Он вспомнил последний раз, когда он сделал так, как она просила его. До сих пор под вопросом было, что тогда произошло. Хотя, здесь…
Но он не мог отказать ей. «Представь, что ты хочешь от него» — сказала Лилия. Ульдиссиан нервно пожал плечами. Что он можетхотеть от куста кроме нескольких свежих ягод? Но растение было слишком старо для этого и, по сути, уже умирало. Вот если бы оно было моложе, полно жизни, то наверняка оно предложило бы им ягод в изобилии.
Он слегка коснулся пальцами сухого куста. Листья и ветки были ломкими. Растение не умирало — оно было мертво.
Не было смысла продолжать.
— Лилия…
Она мягко положила свою руку на его, не давая отнять её от мёртвого куста.

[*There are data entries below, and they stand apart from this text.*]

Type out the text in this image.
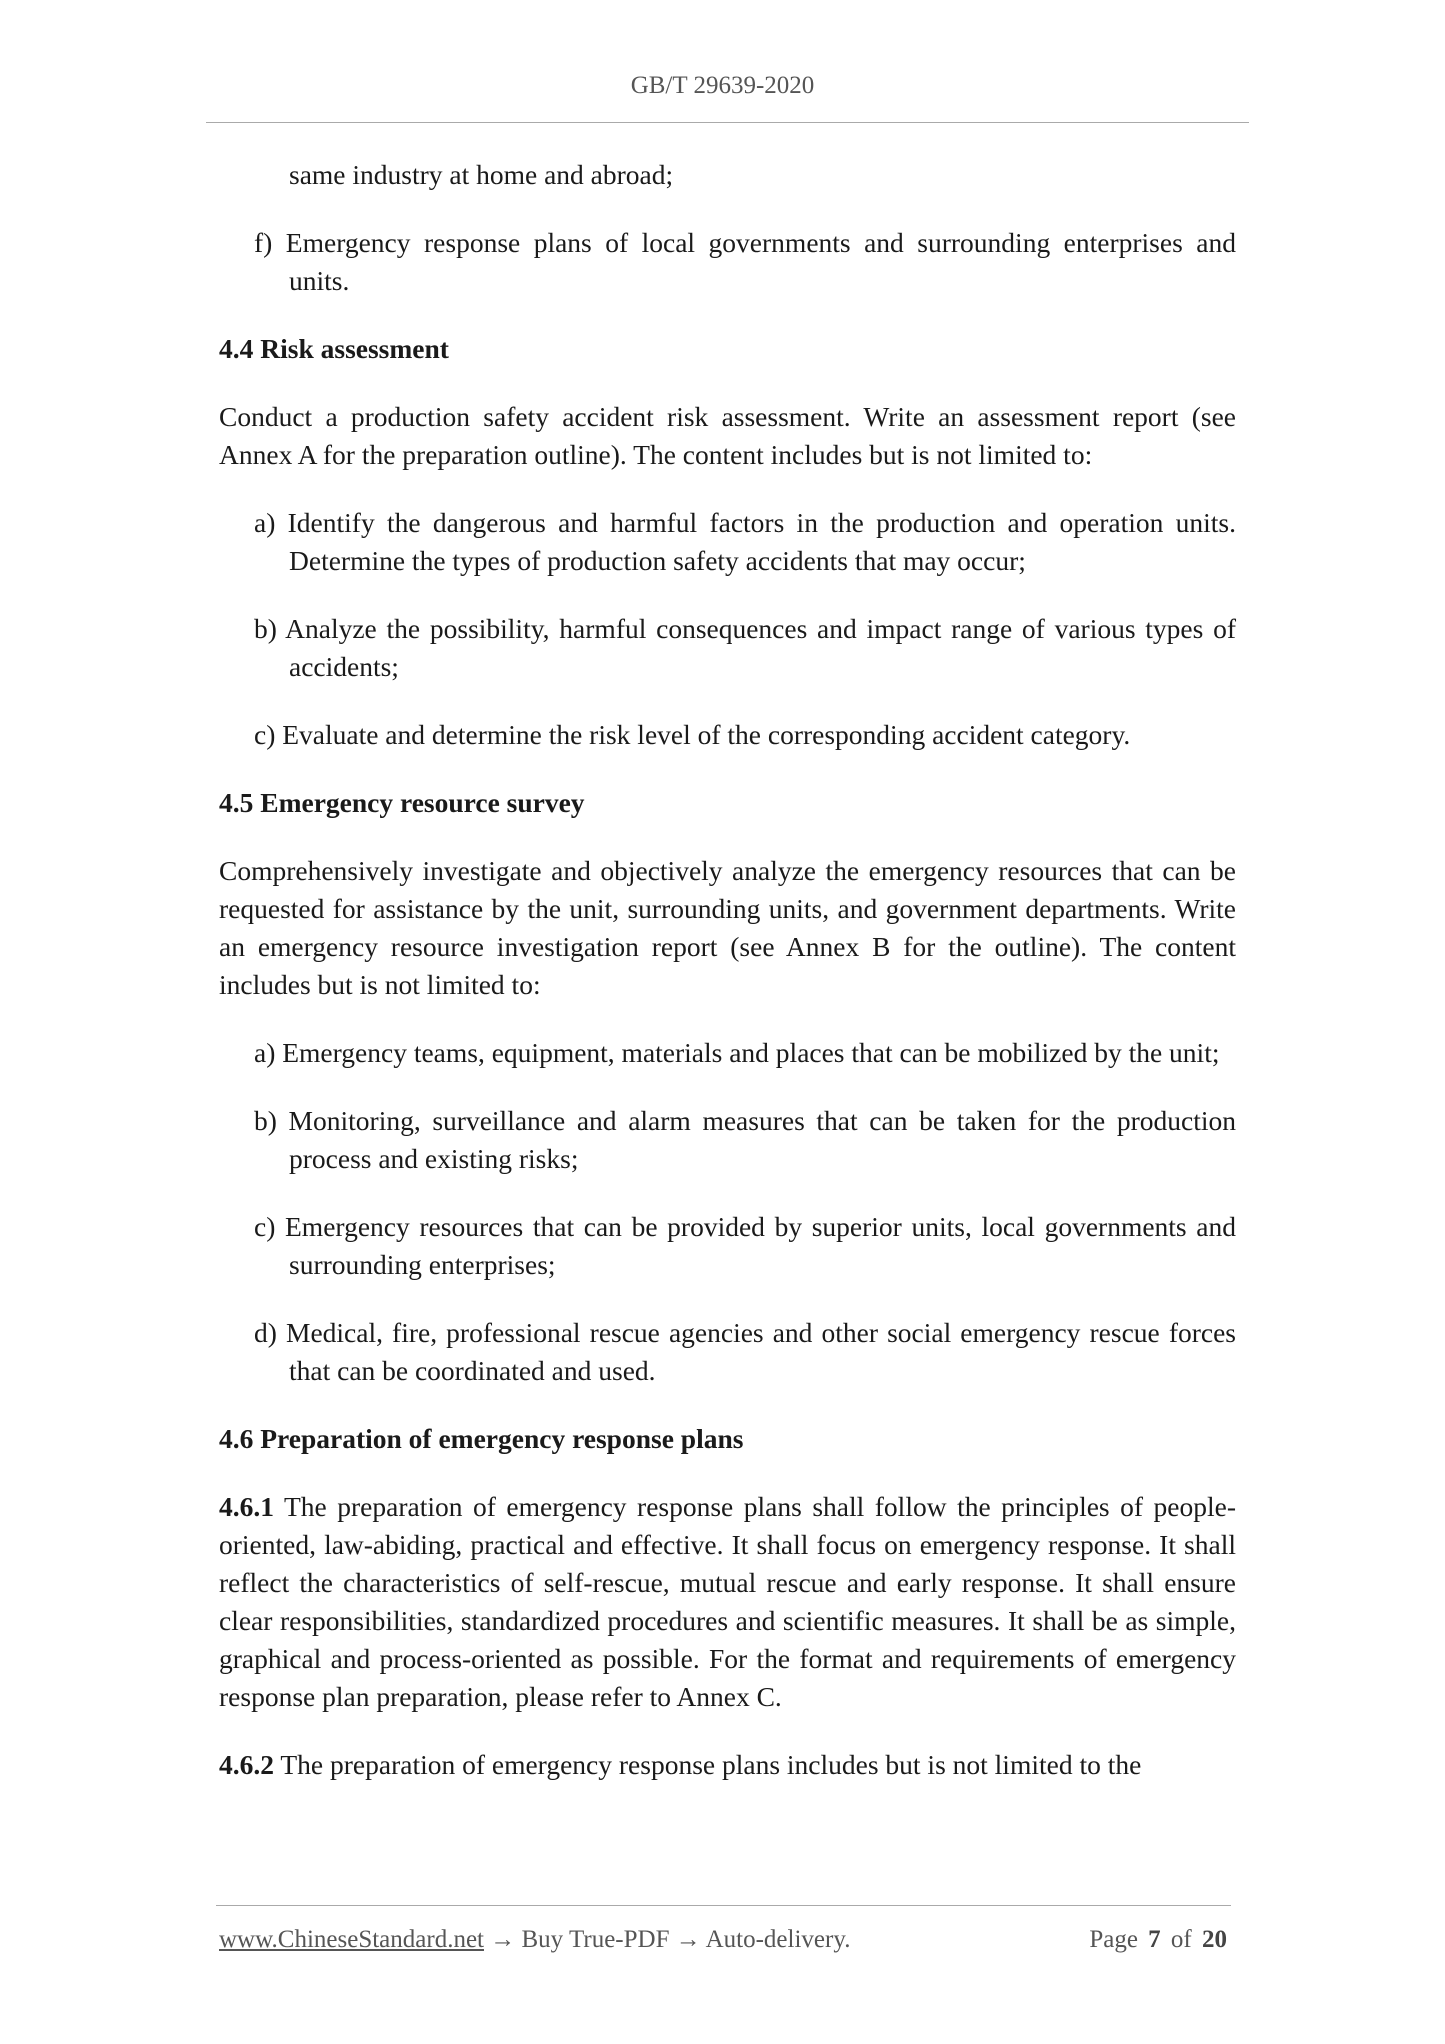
GB/T 29639-2020

same industry at home and abroad;

f) Emergency response plans of local governments and surrounding enterprises and units.

4.4 Risk assessment

Conduct a production safety accident risk assessment. Write an assessment report (see Annex A for the preparation outline). The content includes but is not limited to:

a) Identify the dangerous and harmful factors in the production and operation units. Determine the types of production safety accidents that may occur;

b) Analyze the possibility, harmful consequences and impact range of various types of accidents;

c) Evaluate and determine the risk level of the corresponding accident category.

4.5 Emergency resource survey

Comprehensively investigate and objectively analyze the emergency resources that can be requested for assistance by the unit, surrounding units, and government departments. Write an emergency resource investigation report (see Annex B for the outline). The content includes but is not limited to:

a) Emergency teams, equipment, materials and places that can be mobilized by the unit;

b) Monitoring, surveillance and alarm measures that can be taken for the production process and existing risks;

c) Emergency resources that can be provided by superior units, local governments and surrounding enterprises;

d) Medical, fire, professional rescue agencies and other social emergency rescue forces that can be coordinated and used.

4.6 Preparation of emergency response plans

4.6.1 The preparation of emergency response plans shall follow the principles of people-oriented, law-abiding, practical and effective. It shall focus on emergency response. It shall reflect the characteristics of self-rescue, mutual rescue and early response. It shall ensure clear responsibilities, standardized procedures and scientific measures. It shall be as simple, graphical and process-oriented as possible. For the format and requirements of emergency response plan preparation, please refer to Annex C.

4.6.2 The preparation of emergency response plans includes but is not limited to the

www.ChineseStandard.net → Buy True-PDF → Auto-delivery.	Page 7 of 20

— Пожалуйста… Ещё всего один раз.
Несмотря на сомнения, он не желал ничего сильнее, чем доставить ей удовольствие. Всё ещё держа её руку на своей, сын Диомеда подумал о кусте и о сочных, зрелых плодах, которые он был бы рад собрать. Столько, чтобы хватило накормить их всех. После всех невзгод, которые он и остальные претерпели, частично из-за этих предполагаемых «сил», это было меньшее, о чём он мог просить…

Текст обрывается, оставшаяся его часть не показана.